1. Working in millimols. mmols NaoH added = 55 x 1.1 = 60.5
......HAc + OH^- ==> Ac^- + H2O
I.....400...0.........400
add........60.5...............
C..-60.5..-60.5.......+60.5
E...339.5...0........460.5

Convert the E line (in mmols) to M with M = mmols/total mL. Total mL = 100 + 55 = 155. Plug that into the Henderson-Hasselbalch equation and solve for pH. You are correct at 4.87

2.
Done the same way but you start with 400 mmols HAc and titrate exactly half of it. So you will form 200 mmols Acetate and you will have 200 mmols HAc remaining. Starting with those numbers you want to add 60.5 mmols NaOH and go from there. I get 5.01 for pH.

3. This one is a lot simpler because there is no buffer.
1.1 x 55 mL = 60.5 mmols NaOH added. (OH^-) = 60.5 mmols/155 mL = approx 0.4 but that's a close estimate. Convert that to pOH and then to pH. I get about 13.6
Two things here.

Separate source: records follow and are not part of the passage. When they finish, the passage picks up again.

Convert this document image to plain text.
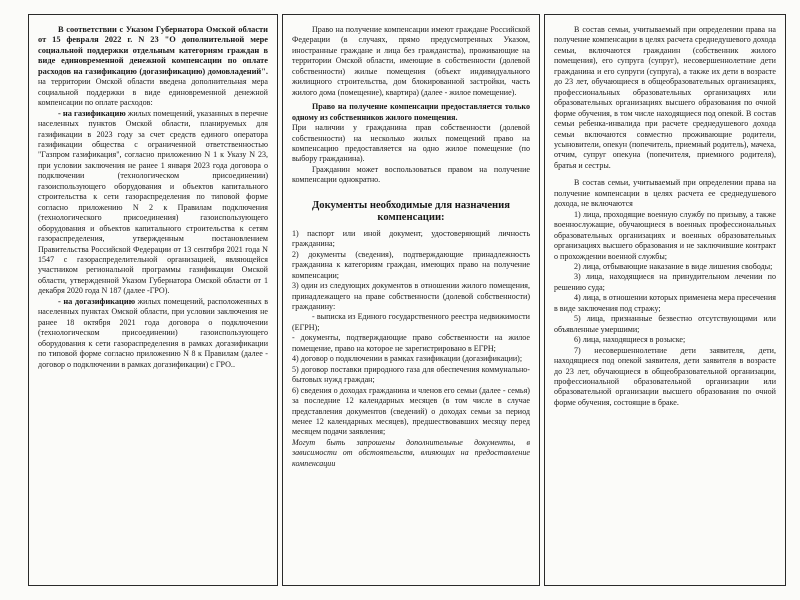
В соответствии с Указом Губернатора Омской области от 15 февраля 2022 г. N 23 "О дополнительной мере социальной поддержки отдельным категориям граждан в виде единовременной денежной компенсации по оплате расходов на газификацию (догазификацию) домовладений". на территории Омской области введена дополнительная мера социальной поддержки в виде единовременной денежной компенсации по оплате расходов:

- на газификацию жилых помещений, указанных в перечне населенных пунктов Омской области, планируемых для газификации в 2023 году за счет средств единого оператора газификации общества с ограниченной ответственностью "Газпром газификация", согласно приложению N 1 к Указу N 23, при условии заключения не ранее 1 января 2023 года договора о подключении (технологическом присоединении) газоиспользующего оборудования и объектов капитального строительства к сети газораспределения по типовой форме согласно приложению N 2 к Правилам подключения (технологического присоединения) газоиспользующего оборудования и объектов капитального строительства к сетям газораспределения, утвержденным постановлением Правительства Российской Федерации от 13 сентября 2021 года N 1547 с газораспределительной организацией, являющейся участником региональной программы газификации Омской области, утвержденной Указом Губернатора Омской области от 1 декабря 2020 года N 187 (далее -ГРО).

- на догазификацию жилых помещений, расположенных в населенных пунктах Омской области, при условии заключения не ранее 18 октября 2021 года договора о подключении (технологическом присоединении) газоиспользующего оборудования к сети газораспределения в рамках догазификации по типовой форме согласно приложению N 8 к Правилам (далее - договор о подключении в рамках догазификации) с ГРО..

Право на получение компенсации имеют граждане Российской Федерации (в случаях, прямо предусмотренных Указом, иностранные граждане и лица без гражданства), проживающие на территории Омской области, имеющие в собственности (долевой собственности) жилые помещения (объект индивидуального жилищного строительства, дом блокированной застройки, часть жилого дома (помещение), квартира) (далее - жилое помещение).

Право на получение компенсации предоставляется только одному из собственников жилого помещения.

При наличии у гражданина прав собственности (долевой собственности) на несколько жилых помещений право на компенсацию предоставляется на одно жилое помещение (по выбору гражданина).

Гражданин может воспользоваться правом на получение компенсации однократно.

Документы необходимые для назначения компенсации:

1) паспорт или иной документ, удостоверяющий личность гражданина;

2) документы (сведения), подтверждающие принадлежность гражданина к категориям граждан, имеющих право на получение компенсации;

3) один из следующих документов в отношении жилого помещения, принадлежащего на праве собственности (долевой собственности) гражданину:

- выписка из Единого государственного реестра недвижимости (ЕГРН);

- документы, подтверждающие право собственности на жилое помещение, право на которое не зарегистрировано в ЕГРН;

4) договор о подключении в рамках газификации (догазификации);

5) договор поставки природного газа для обеспечения коммунально-бытовых нужд граждан;

6) сведения о доходах гражданина и членов его семьи (далее - семья) за последние 12 календарных месяцев (в том числе в случае представления документов (сведений) о доходах семьи за период менее 12 календарных месяцев), предшествовавших месяцу перед месяцем подачи заявления;

Могут быть запрошены дополнительные документы, в зависимости от обстоятельств, влияющих на предоставление компенсации

В состав семьи, учитываемый при определении права на получение компенсации в целях расчета среднедушевого дохода семьи, включаются гражданин (собственник жилого помещения), его супруга (супруг), несовершеннолетние дети гражданина и его супруги (супруга), а также их дети в возрасте до 23 лет, обучающиеся в общеобразовательных организациях, профессиональных образовательных организациях или образовательных организациях высшего образования по очной форме обучения, в том числе находящиеся под опекой. В состав семьи ребенка-инвалида при расчете среднедушевого дохода семьи включаются совместно проживающие родители, усыновители, опекун (попечитель, приемный родитель), мачеха, отчим, супруг опекуна (попечителя, приемного родителя), братья и сестры.

В состав семьи, учитываемый при определении права на получение компенсации в целях расчета ее среднедушевого дохода, не включаются

1) лица, проходящие военную службу по призыву, а также военнослужащие, обучающиеся в военных профессиональных образовательных организациях и военных образовательных организациях высшего образования и не заключившие контракт о прохождении военной службы;

2) лица, отбывающие наказание в виде лишения свободы;

3) лица, находящиеся на принудительном лечении по решению суда;

4) лица, в отношении которых применена мера пресечения в виде заключения под стражу;

5) лица, признанные безвестно отсутствующими или объявленные умершими;

6) лица, находящиеся в розыске;

7) несовершеннолетние дети заявителя, дети, находящиеся под опекой заявителя, дети заявителя в возрасте до 23 лет, обучающиеся в общеобразовательной организации, профессиональной образовательной организации или образовательной организации высшего образования по очной форме обучения, состоящие в браке.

You should see that with a buffered solution (both 1 and 2) there is little change in adding relatively high amounts of NaOH BUT with pure water with a pH = 7, the pH changes drastically (from 7 to 13.6) when the same amount of NaOH is added.
The second thing is, how did I know that the 400 mmols HAc would be end up at 200. First you know that it must be half and half between HAc and Ac^- but if you don't reason that out, you can do it this way. This is what you have in the titration.
.......HAc + OH^- ==> Ac^- + H2O
I......400...0.........0......0
add..........x.................
C......-x...-x.........+x
E.....400-x..0..........x
Now the problem tells you that you want the ratio to be 1:1 (which means you want 400-x = x)
Solve for x = 200 mmols NaOH must be added. That will be 200/1.1 = 181.82 mL of that 1.1 M NaOH solution so the final volume of THAT solution will be 100 mL + 181.81 mL + 55 mL = ?. I love these problems.